To be sure, even as gun rights and ownership have expanded, most of the tragic scenarios predicted by opponents of gun rights have not played out. However, murders by firearm have increased 45 percent since 1999, despite an overall dropoff in violent crime, according to the Florida Department of Law Enforcement.
Police reports show that Zimmerman used a Kel Tec 9mm gun in the Martin shooting. Manufactured by Florida-based manufacturer Kel Tec CNC, the semiautomatic weapon is a popular choice for gun owners, selling for about $350.
Zimmerman was licensed to have the gun despite a prior arrest on a charge of assault on a law enforcement officer, which was dropped and domestic battery complaints. Unlike states that allow police to deny license applications based on personal character and arrest history, in Florida almost anyone who hasn't been convicted of a violent crime can qualify for a weapons license.
In 1987, Florida became the nation's first so-called shall issue state, creating a model for 36 states that now require police to license all eligible applicants for concealed carry permits.
The "shall issue" law — and the controversial stand your ground law — are among several gun rights provisions first passed in Florida and then approved in other states. These laws have made it easier to obtain firearms and carry them into more and more places.
The NRA was behind a 2008 law that allows employees to bring guns to work, so long as they're locked in the car. Several businesses, like the politically well-connected Disney, have long held a "no-guns-at-work" policy for employees. Business groups predicted the law would lead to an increase in workplace massacres and sued to block it. The bill passed, beat the lawsuit, and has not yet to breed an "I-told-you-so" tragedy.

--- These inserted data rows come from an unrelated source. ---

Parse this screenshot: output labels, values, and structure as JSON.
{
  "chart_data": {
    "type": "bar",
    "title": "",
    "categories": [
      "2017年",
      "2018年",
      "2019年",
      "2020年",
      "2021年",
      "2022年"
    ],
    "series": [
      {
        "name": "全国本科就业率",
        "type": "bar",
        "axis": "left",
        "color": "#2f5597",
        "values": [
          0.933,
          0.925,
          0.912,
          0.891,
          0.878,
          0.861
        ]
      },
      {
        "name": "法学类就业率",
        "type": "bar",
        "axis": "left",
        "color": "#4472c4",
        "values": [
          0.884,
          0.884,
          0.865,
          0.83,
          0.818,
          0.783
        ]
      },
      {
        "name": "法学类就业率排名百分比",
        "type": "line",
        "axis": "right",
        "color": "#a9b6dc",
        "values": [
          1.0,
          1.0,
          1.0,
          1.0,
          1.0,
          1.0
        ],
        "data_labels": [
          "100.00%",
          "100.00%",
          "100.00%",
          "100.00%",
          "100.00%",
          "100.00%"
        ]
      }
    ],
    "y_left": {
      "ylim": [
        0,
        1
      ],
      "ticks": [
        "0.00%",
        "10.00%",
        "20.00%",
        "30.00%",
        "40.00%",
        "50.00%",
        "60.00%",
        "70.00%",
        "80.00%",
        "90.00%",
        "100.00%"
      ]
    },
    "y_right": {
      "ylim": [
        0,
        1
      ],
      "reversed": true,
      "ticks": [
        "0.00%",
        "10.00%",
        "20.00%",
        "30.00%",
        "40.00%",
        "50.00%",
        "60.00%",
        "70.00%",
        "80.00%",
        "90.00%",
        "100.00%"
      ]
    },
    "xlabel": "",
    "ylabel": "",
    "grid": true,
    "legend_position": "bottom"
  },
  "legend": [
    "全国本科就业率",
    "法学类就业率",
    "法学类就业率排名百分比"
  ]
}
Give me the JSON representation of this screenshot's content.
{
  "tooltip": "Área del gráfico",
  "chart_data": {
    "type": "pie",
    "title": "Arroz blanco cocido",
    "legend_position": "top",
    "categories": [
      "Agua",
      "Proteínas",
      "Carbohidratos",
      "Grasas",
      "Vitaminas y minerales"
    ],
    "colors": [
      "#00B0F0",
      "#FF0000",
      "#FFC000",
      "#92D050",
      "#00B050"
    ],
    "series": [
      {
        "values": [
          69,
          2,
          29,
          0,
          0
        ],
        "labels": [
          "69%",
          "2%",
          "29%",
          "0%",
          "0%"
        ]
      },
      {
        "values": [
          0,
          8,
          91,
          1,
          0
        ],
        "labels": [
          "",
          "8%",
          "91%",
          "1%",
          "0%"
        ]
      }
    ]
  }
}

In 2009 and 2010, lawmakers passed "gag order" laws, forbidding doctors and adoption agencies from questioning patients or prospective parents about their gun ownership. Doctors are fighting the NRA-backed law in court.
Even those who don't live in the state are benefiting from Florida's gun rights expansions. Florida is one of only two states that allow nonresidents to obtain mail-order gun licenses.

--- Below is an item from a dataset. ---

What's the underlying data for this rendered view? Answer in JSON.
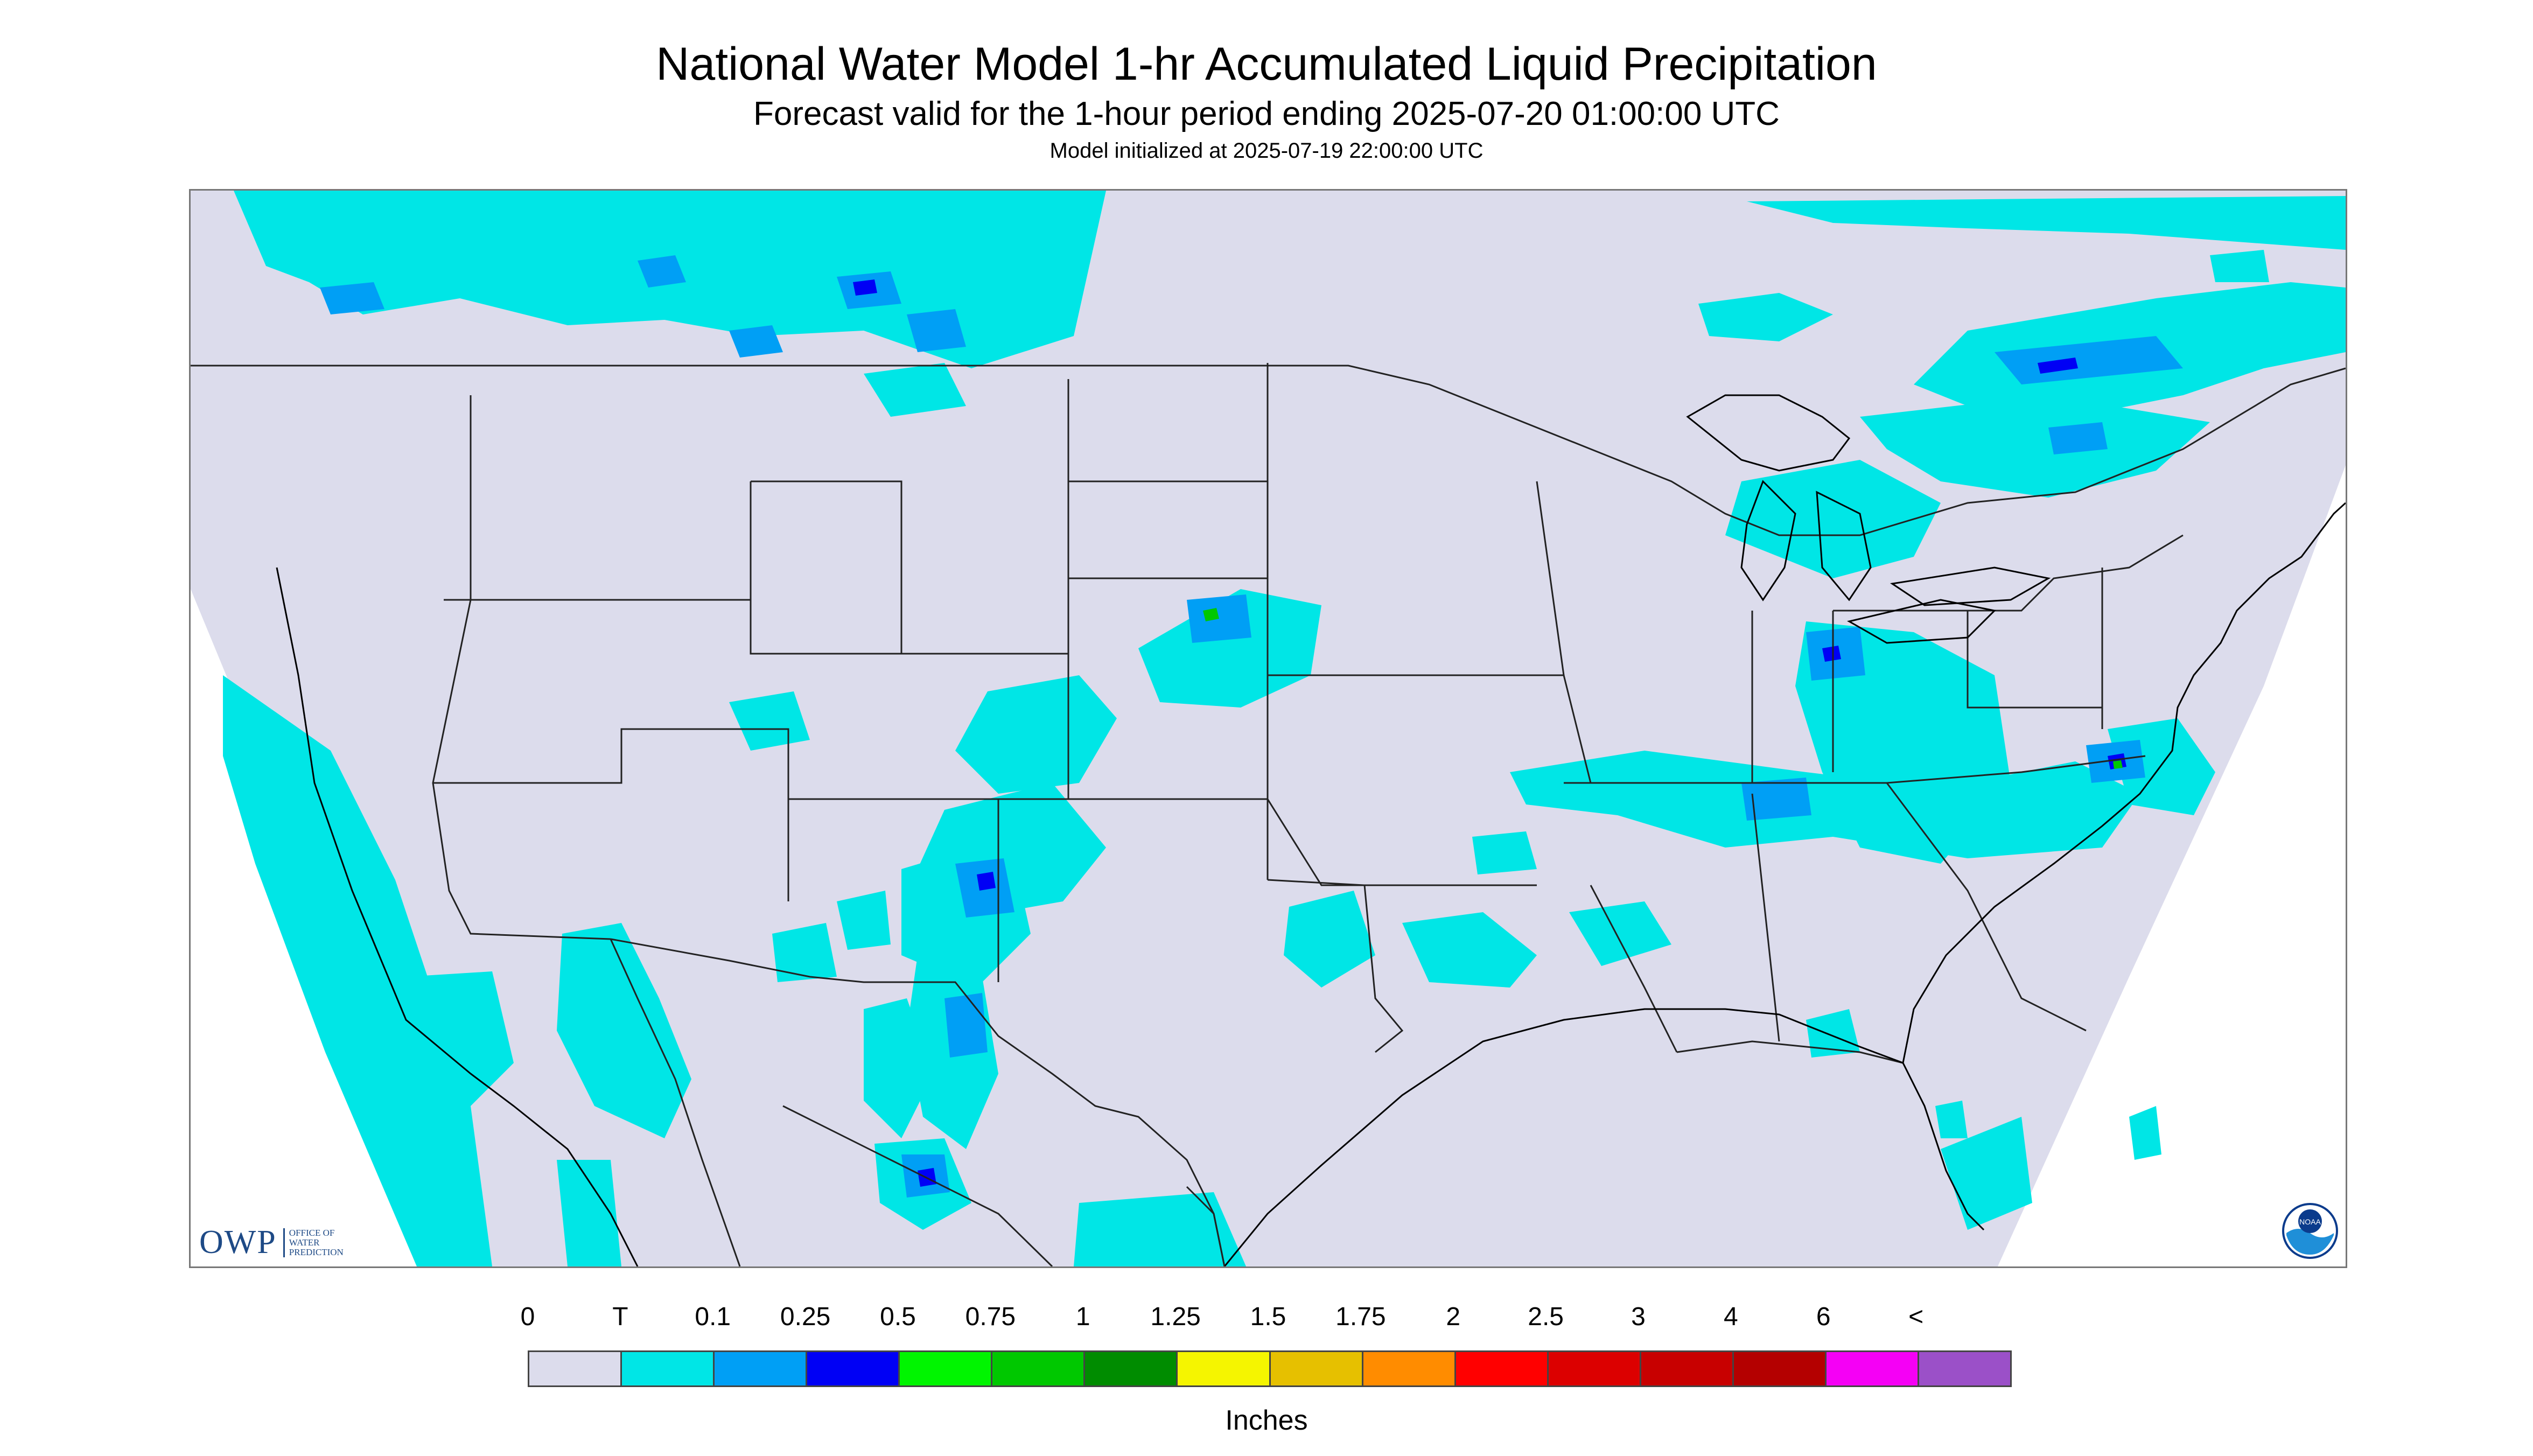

In general, attempts to crack down on gun ownership have foundered in the Republican-controlled Legislature, although lawmakers have increased penalties for gun-toting criminals.

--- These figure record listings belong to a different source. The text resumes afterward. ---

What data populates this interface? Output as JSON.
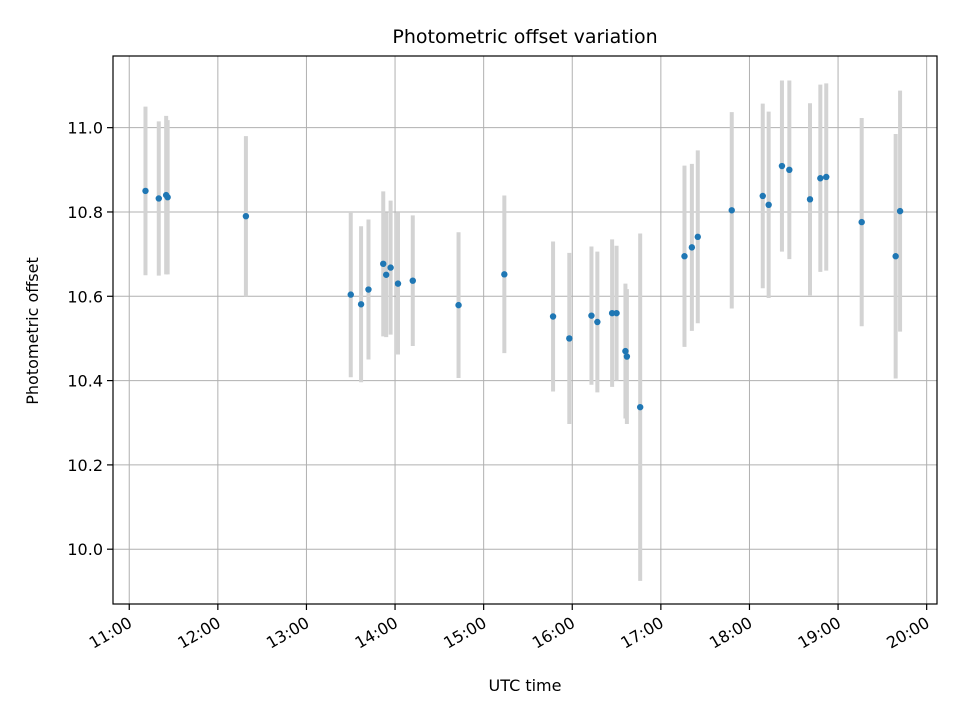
{
  "chart_data": {
    "type": "scatter",
    "title": "Photometric offset variation",
    "xlabel": "UTC time",
    "ylabel": "Photometric offset",
    "xlim": [
      "10:49",
      "20:07"
    ],
    "ylim": [
      9.87,
      11.17
    ],
    "grid": true,
    "error_bar_color": "#d3d3d3",
    "point_color": "#1f77b4",
    "x_ticks": [
      "11:00",
      "12:00",
      "13:00",
      "14:00",
      "15:00",
      "16:00",
      "17:00",
      "18:00",
      "19:00",
      "20:00"
    ],
    "y_ticks": [
      10.0,
      10.2,
      10.4,
      10.6,
      10.8,
      11.0
    ],
    "y_tick_labels": [
      "10.0",
      "10.2",
      "10.4",
      "10.6",
      "10.8",
      "11.0"
    ],
    "points": [
      {
        "time": "11:11",
        "y": 10.85,
        "yerr": 0.2
      },
      {
        "time": "11:20",
        "y": 10.832,
        "yerr": 0.183
      },
      {
        "time": "11:25",
        "y": 10.84,
        "yerr": 0.188
      },
      {
        "time": "11:26",
        "y": 10.835,
        "yerr": 0.183
      },
      {
        "time": "12:19",
        "y": 10.79,
        "yerr": 0.19
      },
      {
        "time": "13:30",
        "y": 10.604,
        "yerr": 0.196
      },
      {
        "time": "13:37",
        "y": 10.581,
        "yerr": 0.185
      },
      {
        "time": "13:42",
        "y": 10.616,
        "yerr": 0.166
      },
      {
        "time": "13:52",
        "y": 10.677,
        "yerr": 0.172
      },
      {
        "time": "13:54",
        "y": 10.651,
        "yerr": 0.148
      },
      {
        "time": "13:57",
        "y": 10.668,
        "yerr": 0.159
      },
      {
        "time": "14:02",
        "y": 10.63,
        "yerr": 0.168
      },
      {
        "time": "14:12",
        "y": 10.637,
        "yerr": 0.155
      },
      {
        "time": "14:43",
        "y": 10.579,
        "yerr": 0.173
      },
      {
        "time": "15:14",
        "y": 10.652,
        "yerr": 0.187
      },
      {
        "time": "15:47",
        "y": 10.552,
        "yerr": 0.178
      },
      {
        "time": "15:58",
        "y": 10.5,
        "yerr": 0.203
      },
      {
        "time": "16:13",
        "y": 10.554,
        "yerr": 0.164
      },
      {
        "time": "16:17",
        "y": 10.539,
        "yerr": 0.167
      },
      {
        "time": "16:27",
        "y": 10.56,
        "yerr": 0.175
      },
      {
        "time": "16:30",
        "y": 10.56,
        "yerr": 0.16
      },
      {
        "time": "16:36",
        "y": 10.47,
        "yerr": 0.16
      },
      {
        "time": "16:37",
        "y": 10.457,
        "yerr": 0.16
      },
      {
        "time": "16:46",
        "y": 10.337,
        "yerr": 0.412
      },
      {
        "time": "17:16",
        "y": 10.695,
        "yerr": 0.215
      },
      {
        "time": "17:21",
        "y": 10.716,
        "yerr": 0.198
      },
      {
        "time": "17:25",
        "y": 10.741,
        "yerr": 0.205
      },
      {
        "time": "17:48",
        "y": 10.804,
        "yerr": 0.233
      },
      {
        "time": "18:09",
        "y": 10.838,
        "yerr": 0.219
      },
      {
        "time": "18:13",
        "y": 10.817,
        "yerr": 0.221
      },
      {
        "time": "18:22",
        "y": 10.909,
        "yerr": 0.203
      },
      {
        "time": "18:27",
        "y": 10.9,
        "yerr": 0.212
      },
      {
        "time": "18:41",
        "y": 10.83,
        "yerr": 0.228
      },
      {
        "time": "18:48",
        "y": 10.88,
        "yerr": 0.222
      },
      {
        "time": "18:52",
        "y": 10.883,
        "yerr": 0.222
      },
      {
        "time": "19:16",
        "y": 10.776,
        "yerr": 0.247
      },
      {
        "time": "19:39",
        "y": 10.695,
        "yerr": 0.29
      },
      {
        "time": "19:42",
        "y": 10.802,
        "yerr": 0.286
      }
    ]
  }
}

Penalties have also increased for anyone who offends the rights of gun owners. Several gun rights bills are laced with punitive language and strict penalties. Under the so-called docs-vs.-Glocks gag order law, doctors who ask their patients if they own a gun could lose their license to practice medicine.
County commissioners that try to regulate gun use could be personally fined $5,000 or removed from office by the governor.
Municipalities that keep records of gun owners can be fined up to $5 million. Florida statutes require state attorneys to take up the case of offended gun owners, and to "vigorously prosecute violators," invoking language normally reserved for child sex offenders and violent criminals.
Potential penalties for crossing gun owners also came into play in the Trayvon Martin case, where police opted not to arrest Zimmerman. A police department can be sued if it arrests someone who is later found to be innocent under the stand your ground law.
Sanford City Manager Norton Bonaparte Jr. said in a statement that Florida statutes prohibited police from making a lawful arrest on the night Martin was killed. Bonaparte pointed to the stand your ground law, mentioning that the city could have been "held liable" if Zimmerman was later found innocent.
In a 2005 floor debate in the Florida House, Gelber predicted the stand your ground law would tie the hands of police officers and prevent them from making arrests. The bill passed on a bipartisan 94-20 vote.
"This was a policy whose unintended consequences were very predictable," Gelber said. "Now, we're stuck with the eyes of the world on us for a bad reason."